Syd: An Introduction to Secure Application Sandboxing for Linux

Day 1 | 10:30 | 00:30 | UB4.132 | Ali Polatel


Note: I'm reworking this at the moment, some things won't work.

The stream isn't available yet! Check back at 10:30.

In this talk, I will introduce Syd, a GPL-3 licensed, rock-solid application kernel designed for sandboxing applications on Linux systems (version 5.19 and above). Over the past 16 years, Syd has evolved from a tool used within Exherbo Linux to detect package build mishaps into a robust security boundary for applications. The recent rewrite in Rust leverages modern Linux APIs such as seccomp-unotify(2), openat2(2), and pidfd_getfd(2) to eliminate time-of-check to time-of-use (TOCTTOU) vulnerabilities, which is essential for building a secure sandbox.

Syd aims to provide a simple interface over complex Linux sandboxing mechanisms -- including Landlock LSM, namespaces, ptrace(2), and seccomp-BPF/Notify -- which are often considered brittle and difficult to use. This approach is somewhat similar to OpenBSD's pledge(2) system call, offering a practical way to restrict application behavior. Unlike other sandboxing tools like Falco, Bubblewrap, Firejail, gVisor, and minijail, Syd operates without requiring extra privileges, SETUID binaries, or privileged kernel context.

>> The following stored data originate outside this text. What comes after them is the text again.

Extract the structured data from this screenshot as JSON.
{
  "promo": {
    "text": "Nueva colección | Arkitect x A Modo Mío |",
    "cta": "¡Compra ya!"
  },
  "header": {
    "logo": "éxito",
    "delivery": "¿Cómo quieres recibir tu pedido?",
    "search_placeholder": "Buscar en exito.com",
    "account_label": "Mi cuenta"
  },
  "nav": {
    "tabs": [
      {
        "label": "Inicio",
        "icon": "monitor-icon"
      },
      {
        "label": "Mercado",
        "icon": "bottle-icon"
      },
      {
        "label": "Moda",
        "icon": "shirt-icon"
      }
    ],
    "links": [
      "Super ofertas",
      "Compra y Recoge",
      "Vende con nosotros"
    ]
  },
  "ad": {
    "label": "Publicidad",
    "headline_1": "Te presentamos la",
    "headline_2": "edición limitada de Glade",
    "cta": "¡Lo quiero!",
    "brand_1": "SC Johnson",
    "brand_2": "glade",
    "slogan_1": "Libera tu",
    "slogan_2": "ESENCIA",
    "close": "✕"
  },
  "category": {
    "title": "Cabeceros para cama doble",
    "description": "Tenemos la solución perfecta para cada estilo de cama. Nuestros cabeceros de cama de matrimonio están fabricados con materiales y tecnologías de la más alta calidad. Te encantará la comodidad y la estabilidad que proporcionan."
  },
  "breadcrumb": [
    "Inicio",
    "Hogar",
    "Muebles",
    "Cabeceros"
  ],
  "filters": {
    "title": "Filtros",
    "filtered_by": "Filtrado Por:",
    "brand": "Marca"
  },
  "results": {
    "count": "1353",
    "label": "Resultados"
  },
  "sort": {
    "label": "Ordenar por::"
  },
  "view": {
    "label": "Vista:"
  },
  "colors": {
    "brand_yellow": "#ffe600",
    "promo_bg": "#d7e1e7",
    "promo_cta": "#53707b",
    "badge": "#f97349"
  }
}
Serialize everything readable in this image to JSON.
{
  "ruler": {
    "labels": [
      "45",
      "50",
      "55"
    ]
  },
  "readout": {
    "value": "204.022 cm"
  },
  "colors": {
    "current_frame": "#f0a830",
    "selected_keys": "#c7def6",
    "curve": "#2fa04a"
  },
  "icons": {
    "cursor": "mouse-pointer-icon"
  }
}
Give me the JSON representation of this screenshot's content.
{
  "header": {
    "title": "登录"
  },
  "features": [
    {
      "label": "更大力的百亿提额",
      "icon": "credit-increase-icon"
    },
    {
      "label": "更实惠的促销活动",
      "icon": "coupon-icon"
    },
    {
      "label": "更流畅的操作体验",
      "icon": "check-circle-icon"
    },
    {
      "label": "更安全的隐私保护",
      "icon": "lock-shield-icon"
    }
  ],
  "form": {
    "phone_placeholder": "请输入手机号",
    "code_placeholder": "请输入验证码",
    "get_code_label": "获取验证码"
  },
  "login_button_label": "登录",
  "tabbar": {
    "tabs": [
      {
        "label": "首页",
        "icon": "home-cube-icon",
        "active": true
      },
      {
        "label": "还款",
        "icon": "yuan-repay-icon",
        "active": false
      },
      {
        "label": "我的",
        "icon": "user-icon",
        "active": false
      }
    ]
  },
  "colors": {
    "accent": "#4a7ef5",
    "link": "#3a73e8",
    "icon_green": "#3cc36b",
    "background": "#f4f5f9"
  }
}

It adheres to the UNIX philosophy of doing one thing well with the least privilege necessary.

The presentation will cover Syd's key features:

  • Path Sandboxing: Controls filesystem access through various operations including read, write (with append-only paths and path masking), stat (aka path hiding), tmpfile creation, attribute changes, truncation, node creation, file creation, and deletion.
  • Execution Control: Implements exec sandboxing with SegvGuard, force sandboxing for verified execution, and Trusted Path Execution to enforce strict execution policies.
  • Network Sandboxing: Restricts network access, supporting UNIX, IPv4, IPv6, Netlink, and KCAPI sockets, along with application firewalls and IP blocklists.
  • Advanced Features: Includes lock sandboxing using Landlock LSM, proxy sandboxing with network namespace isolation (defaulting to TOR), memory and PID sandboxing as simpler alternatives to control groups, SafeSetID for secure UID/GID transitions, and Ghost mode for enhanced process isolation.

I will also discuss how Syd addresses common security challenges such as TOCTOU issues and side-channel attacks, aligning with a threat model similar to that of seccomp. Attendees will gain insights into the design and implementation of Syd, its practical applications in enhancing system security, and how it can be integrated into various environments -- including as a login shell -- to provide robust application isolation.